Cloud Infrastructure Blueprint

May 28, 2008 – 22:38 by Ryan

As cloud platforms and services start to make their way to the market, we think it’s becoming obvious how the industry will play out. To understand the future, it’s important to look at the past.

Best of Breed

Stand alone providers who offer services provided by clouds are going to find it difficult to survive on their own. Currently, enterprises have way too many Internet service vendors. The situation is reminiscent of the software industry in 2000. For a long time enterprises found themselves taking a best-of-breed approach with regard to software vendor selection. This worked for a while, but eventually products mature, prices align and competitive differences dwindle.

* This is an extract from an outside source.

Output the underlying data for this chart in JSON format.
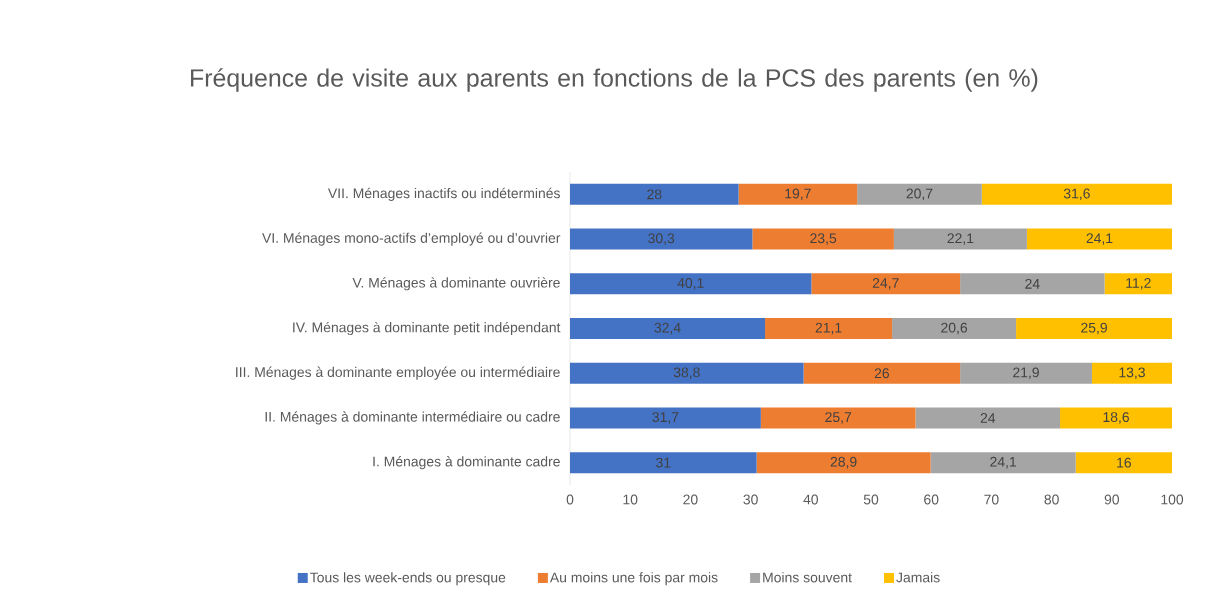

A good example of this is the competition between J2EE container providers. For a few years, BEA provided a stronger J2EE container than IBM, JRun, JBoss, ATG, SilverStream and others. The competing products eventually matured and the industry was commoditized. This placed customers in an awkward position when justifying the expenses related to maintaining numerous software vendors. SilverStream went to Novell, BEA went to Oracle, JBoss went to Red Hat and JRun went to Adobe (by way of a sale to Macromedia).

The Stack

Eventually, the software “stack” was born. Software publishers started consolidating and now you can get just about everything you need from a single vendor. Of course some companies still take the best-of-breed approach in their vendor selection process, but when you make a lot of separate purchases you miss the economies of scale that a single large transaction can bring. Most software publishers offer sizable discounts on non-core products when you buy the complete stack.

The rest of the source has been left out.